General information

DBSCAN (Density-based spatial clustering of applications with noise) is a popular unsupervised machine learning algorithm, which groups together points that are close to each other. It also marks points that are in low-density regions as outliers.

Its benefit is that it doesn’t require to specify the number of clusters and it can find arbitrarily shaped clusters.
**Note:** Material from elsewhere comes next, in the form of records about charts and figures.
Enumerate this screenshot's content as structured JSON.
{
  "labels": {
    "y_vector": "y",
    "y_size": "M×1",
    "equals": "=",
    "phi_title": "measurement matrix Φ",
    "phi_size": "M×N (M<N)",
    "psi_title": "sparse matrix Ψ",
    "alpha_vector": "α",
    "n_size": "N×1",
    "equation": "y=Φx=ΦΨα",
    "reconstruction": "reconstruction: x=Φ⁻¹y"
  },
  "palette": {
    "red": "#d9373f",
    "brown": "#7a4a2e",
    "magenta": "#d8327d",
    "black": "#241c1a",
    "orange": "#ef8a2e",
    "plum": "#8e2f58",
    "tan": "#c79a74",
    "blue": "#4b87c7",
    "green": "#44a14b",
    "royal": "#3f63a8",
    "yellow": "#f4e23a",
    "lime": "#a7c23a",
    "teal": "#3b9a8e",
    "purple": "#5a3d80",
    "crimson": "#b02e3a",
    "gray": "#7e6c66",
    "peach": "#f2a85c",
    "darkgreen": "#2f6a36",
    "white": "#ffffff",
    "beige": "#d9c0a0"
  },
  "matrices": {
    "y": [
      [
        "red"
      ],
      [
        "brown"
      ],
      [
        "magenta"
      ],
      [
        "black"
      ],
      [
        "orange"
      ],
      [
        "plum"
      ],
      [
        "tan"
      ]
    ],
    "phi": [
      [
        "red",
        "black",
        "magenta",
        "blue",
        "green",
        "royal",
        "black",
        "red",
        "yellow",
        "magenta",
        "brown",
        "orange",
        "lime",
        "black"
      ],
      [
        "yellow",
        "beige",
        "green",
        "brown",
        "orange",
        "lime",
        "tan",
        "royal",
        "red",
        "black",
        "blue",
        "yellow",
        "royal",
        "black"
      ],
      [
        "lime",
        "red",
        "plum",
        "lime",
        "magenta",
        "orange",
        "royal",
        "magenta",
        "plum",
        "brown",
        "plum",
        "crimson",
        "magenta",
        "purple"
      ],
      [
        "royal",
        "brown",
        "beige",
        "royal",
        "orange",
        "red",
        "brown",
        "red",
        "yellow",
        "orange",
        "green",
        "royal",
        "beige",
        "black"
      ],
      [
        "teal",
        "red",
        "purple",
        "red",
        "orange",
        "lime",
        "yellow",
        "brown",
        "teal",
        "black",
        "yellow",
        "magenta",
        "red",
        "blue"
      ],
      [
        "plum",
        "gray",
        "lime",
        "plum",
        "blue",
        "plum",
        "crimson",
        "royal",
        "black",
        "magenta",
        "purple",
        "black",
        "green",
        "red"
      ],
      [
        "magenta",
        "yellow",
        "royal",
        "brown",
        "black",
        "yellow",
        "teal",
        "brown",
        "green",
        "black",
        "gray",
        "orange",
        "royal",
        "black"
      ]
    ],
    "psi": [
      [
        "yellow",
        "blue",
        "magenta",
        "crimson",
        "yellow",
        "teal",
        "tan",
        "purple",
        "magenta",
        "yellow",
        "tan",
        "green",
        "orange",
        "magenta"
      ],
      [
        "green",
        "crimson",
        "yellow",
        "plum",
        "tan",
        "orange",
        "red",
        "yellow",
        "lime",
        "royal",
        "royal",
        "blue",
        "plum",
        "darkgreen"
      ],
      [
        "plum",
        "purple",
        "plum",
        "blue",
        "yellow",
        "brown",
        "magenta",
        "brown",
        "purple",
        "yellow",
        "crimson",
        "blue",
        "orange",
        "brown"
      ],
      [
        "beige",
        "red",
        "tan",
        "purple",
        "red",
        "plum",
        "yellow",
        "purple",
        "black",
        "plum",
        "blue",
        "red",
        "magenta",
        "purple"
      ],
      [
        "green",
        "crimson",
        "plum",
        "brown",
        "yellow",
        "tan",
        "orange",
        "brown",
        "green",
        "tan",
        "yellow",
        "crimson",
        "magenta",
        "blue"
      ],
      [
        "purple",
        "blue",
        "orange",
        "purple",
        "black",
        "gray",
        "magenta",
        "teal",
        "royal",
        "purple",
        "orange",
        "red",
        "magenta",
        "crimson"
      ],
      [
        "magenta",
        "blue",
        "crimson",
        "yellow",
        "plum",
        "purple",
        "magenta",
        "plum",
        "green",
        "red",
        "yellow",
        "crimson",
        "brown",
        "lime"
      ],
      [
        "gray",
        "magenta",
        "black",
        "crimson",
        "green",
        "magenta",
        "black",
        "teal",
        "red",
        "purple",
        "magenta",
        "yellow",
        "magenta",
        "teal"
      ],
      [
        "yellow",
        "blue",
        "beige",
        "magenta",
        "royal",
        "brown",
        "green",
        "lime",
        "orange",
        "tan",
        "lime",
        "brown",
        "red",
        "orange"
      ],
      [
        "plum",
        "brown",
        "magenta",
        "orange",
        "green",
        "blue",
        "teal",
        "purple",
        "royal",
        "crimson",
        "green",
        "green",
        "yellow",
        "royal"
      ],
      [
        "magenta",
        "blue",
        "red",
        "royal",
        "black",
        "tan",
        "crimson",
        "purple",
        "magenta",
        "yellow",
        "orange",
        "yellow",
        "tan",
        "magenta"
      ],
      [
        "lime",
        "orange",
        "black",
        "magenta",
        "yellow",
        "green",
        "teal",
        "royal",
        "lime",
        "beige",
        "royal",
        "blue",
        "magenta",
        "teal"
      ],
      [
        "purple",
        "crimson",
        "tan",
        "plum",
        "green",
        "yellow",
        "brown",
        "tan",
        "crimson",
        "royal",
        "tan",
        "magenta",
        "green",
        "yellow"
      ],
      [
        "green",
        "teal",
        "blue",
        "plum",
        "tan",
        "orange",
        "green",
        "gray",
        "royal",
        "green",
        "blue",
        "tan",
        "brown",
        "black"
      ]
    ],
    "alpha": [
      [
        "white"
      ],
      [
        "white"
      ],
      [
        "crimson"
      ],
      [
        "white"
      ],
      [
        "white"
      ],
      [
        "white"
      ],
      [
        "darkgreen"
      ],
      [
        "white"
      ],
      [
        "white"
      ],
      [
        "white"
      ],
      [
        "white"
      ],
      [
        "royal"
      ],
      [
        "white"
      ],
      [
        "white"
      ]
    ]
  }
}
DBSCAN algorithm classifies every data point into 3 categories: core point, border point, and outlier. It generally takes two parameters: ‘epsilon’ (the maximum distance between two samples for one to be considered as in the neighborhood of the other) and ‘minPoints’ (the number of samples in a neighborhood for a point to be considered as a core point including the point itself). For every data point, if it has at least ‘minPoints’ within ‘epsilon’ distance, it is a core point. If there are fewer than ‘minPoints’ within ‘epsilon’ distance but the point is in the neighborhood of a core point, then it’s a border point. In other case, the data point is an outlier. For locating data points in space, DBSCAN mostly uses Euclidean distance, although other methods can also be used.

Untitled

Example for minPoints=4

A cluster includes core points that are neighbors (i.e. reachable from one another) and all the border points of these core points.

Description

Brick Locations

BricksMachine Learning → DBSCAN Clustering

Brick Parameters

Brick Inputs/Outputs

Example of usage

Let’s try to segment data from the ‘segmentation_moons.csv’ dataset using DBSCAN algorithm. The dataset consists of 3 columns: ‘Unnamed: 0’, ‘0’ and ‘1’.

Untitled

So we connect this dataset directly to the DBSCAN Clustering Brick, set ‘Epsilon’ equal to 0.1, filter column ‘Unnamed: 0’ as it sets the index of the record and doesn’t represent any feature of the sample. After configuring the settings we can run the pipeline and see the results in the Output section on the right sidebar. We got the same dataset with an additional column ‘predicted_cluster’, which has values from -1 to 1. It means that we segmented our data into 2 clusters and points that were predicted as cluster ‘-1’ are the outliers.